Ma che dire di Xbox?
Microsoft porta la Xbox da sola, il che è positivo, perché Microsoft addebita una commissione del 30% anche per l’utilizzo del suo negozio. Tuttavia, i nuovi principi che l’azienda sta delineando oggi non si applicano alla console per videogiochi. Come mai? Secondo Microsoft è perché si tratta di un “dispositivo specializzato ottimizzato per un uso particolare”. Qui, lasciamo che Microsoft spieghi:
Gestiamo anche un negozio sulla console Xbox. È ragionevole chiedersi perché oggi non applichiamo questi principi anche a quel negozio Xbox.

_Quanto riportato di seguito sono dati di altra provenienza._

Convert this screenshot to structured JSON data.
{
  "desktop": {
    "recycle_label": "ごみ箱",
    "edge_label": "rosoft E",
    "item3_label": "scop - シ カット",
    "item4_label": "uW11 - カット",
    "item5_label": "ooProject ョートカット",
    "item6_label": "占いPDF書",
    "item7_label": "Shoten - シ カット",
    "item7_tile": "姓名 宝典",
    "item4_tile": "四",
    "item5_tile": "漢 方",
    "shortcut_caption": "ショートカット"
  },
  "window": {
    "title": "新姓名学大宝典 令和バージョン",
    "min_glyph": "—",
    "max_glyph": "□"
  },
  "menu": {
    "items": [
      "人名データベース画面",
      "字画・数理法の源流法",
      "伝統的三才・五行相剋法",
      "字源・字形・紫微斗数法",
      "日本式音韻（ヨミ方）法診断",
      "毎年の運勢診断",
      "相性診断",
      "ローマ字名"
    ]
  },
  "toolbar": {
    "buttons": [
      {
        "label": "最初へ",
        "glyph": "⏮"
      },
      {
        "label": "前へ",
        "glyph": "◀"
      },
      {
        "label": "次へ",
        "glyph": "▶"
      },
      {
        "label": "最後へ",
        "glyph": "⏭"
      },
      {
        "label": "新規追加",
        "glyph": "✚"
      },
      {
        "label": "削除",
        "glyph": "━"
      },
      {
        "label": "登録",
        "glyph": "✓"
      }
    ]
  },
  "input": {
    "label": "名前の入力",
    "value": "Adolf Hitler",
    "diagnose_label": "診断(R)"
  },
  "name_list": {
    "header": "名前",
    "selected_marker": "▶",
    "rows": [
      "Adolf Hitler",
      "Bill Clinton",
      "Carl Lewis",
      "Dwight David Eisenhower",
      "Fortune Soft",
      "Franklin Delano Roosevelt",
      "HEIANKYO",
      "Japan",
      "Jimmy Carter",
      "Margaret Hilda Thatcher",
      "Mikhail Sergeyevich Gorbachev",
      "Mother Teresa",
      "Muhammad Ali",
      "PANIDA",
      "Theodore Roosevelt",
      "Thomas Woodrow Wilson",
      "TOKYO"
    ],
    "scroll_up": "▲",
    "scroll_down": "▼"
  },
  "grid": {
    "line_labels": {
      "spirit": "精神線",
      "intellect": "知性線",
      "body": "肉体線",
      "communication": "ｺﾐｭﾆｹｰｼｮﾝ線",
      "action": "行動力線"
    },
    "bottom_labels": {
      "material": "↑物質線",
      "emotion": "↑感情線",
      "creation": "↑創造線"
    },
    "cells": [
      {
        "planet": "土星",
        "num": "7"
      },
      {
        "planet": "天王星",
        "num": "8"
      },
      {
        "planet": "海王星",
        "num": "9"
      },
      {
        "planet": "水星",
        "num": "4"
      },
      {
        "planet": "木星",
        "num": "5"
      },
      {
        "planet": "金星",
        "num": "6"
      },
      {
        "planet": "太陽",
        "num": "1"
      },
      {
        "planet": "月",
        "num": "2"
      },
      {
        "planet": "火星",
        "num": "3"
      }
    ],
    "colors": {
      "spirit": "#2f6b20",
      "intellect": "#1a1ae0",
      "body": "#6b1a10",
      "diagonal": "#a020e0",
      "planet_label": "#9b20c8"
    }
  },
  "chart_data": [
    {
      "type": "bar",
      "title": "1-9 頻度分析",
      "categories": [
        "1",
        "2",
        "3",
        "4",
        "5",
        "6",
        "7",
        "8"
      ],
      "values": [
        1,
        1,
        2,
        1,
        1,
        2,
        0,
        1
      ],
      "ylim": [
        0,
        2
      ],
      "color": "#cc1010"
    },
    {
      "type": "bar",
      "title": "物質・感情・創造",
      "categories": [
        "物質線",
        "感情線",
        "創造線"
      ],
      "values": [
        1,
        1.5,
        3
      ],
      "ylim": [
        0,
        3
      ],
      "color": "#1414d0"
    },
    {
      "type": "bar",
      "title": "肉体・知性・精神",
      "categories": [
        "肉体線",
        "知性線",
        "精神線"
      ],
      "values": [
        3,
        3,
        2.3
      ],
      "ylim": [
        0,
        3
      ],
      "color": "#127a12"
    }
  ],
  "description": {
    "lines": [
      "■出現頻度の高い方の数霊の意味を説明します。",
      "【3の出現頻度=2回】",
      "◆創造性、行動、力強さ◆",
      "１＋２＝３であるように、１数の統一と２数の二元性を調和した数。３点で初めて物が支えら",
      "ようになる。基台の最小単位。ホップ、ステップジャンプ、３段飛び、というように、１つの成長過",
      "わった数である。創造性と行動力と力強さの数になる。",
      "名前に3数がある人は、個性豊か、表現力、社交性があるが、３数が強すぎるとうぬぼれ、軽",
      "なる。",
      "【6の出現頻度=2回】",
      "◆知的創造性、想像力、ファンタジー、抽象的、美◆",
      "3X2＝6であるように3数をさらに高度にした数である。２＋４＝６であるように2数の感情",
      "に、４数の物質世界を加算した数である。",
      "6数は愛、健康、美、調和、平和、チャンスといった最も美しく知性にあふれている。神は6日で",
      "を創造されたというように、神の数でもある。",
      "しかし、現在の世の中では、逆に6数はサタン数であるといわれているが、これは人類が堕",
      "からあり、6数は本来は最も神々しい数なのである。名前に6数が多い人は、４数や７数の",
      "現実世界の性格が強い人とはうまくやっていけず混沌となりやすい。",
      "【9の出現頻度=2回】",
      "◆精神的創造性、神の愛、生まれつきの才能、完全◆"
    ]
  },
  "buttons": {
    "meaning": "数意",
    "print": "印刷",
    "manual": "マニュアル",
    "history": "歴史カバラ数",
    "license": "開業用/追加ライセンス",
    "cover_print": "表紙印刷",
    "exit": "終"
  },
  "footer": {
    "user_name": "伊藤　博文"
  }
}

Le console di gioco sono dispositivi specializzati ottimizzati per un uso particolare. Sebbene amati dai loro fan, sono ampiamente superati in numero sul mercato da PC e telefoni. E il modello di business per le console di gioco è molto diverso dall’ecosistema attorno ai PC o ai telefoni. I produttori di console come Microsoft investono in modo significativo nello sviluppo di hardware per console dedicato, ma li vendono sotto costo o a margini molto bassi per creare un mercato da cui gli sviluppatori e gli editori di giochi possono trarre vantaggio. Date queste differenze fondamentali nell’importanza della piattaforma e del modello di business, abbiamo ancora molto lavoro da fare per stabilire il giusto insieme di principi per le console di gioco.
Quindi, nuovi principi per Xbox arriveranno ad un certo punto in futuro, quindi sarà interessante vedere come cambieranno le cose quando arriveranno.
Anche il Congresso ha pesato
In un rapporto pubblicato di recente inviato dal Comitato giudiziario della Camera degli Stati Uniti e ha delineato come le principali aziende tecnologiche abbiano tendenze monopolistiche. Per Apple? Il comitato ha stabilito di avere il monopolio sulla “distribuzione di app software su dispositivi iOS”.
Queste nuove regole suonano tutte bene, ma la domanda è: Apple si evolverà o manterrà come stanno andando le cose? Cosa pensi che dovrebbe fare Apple?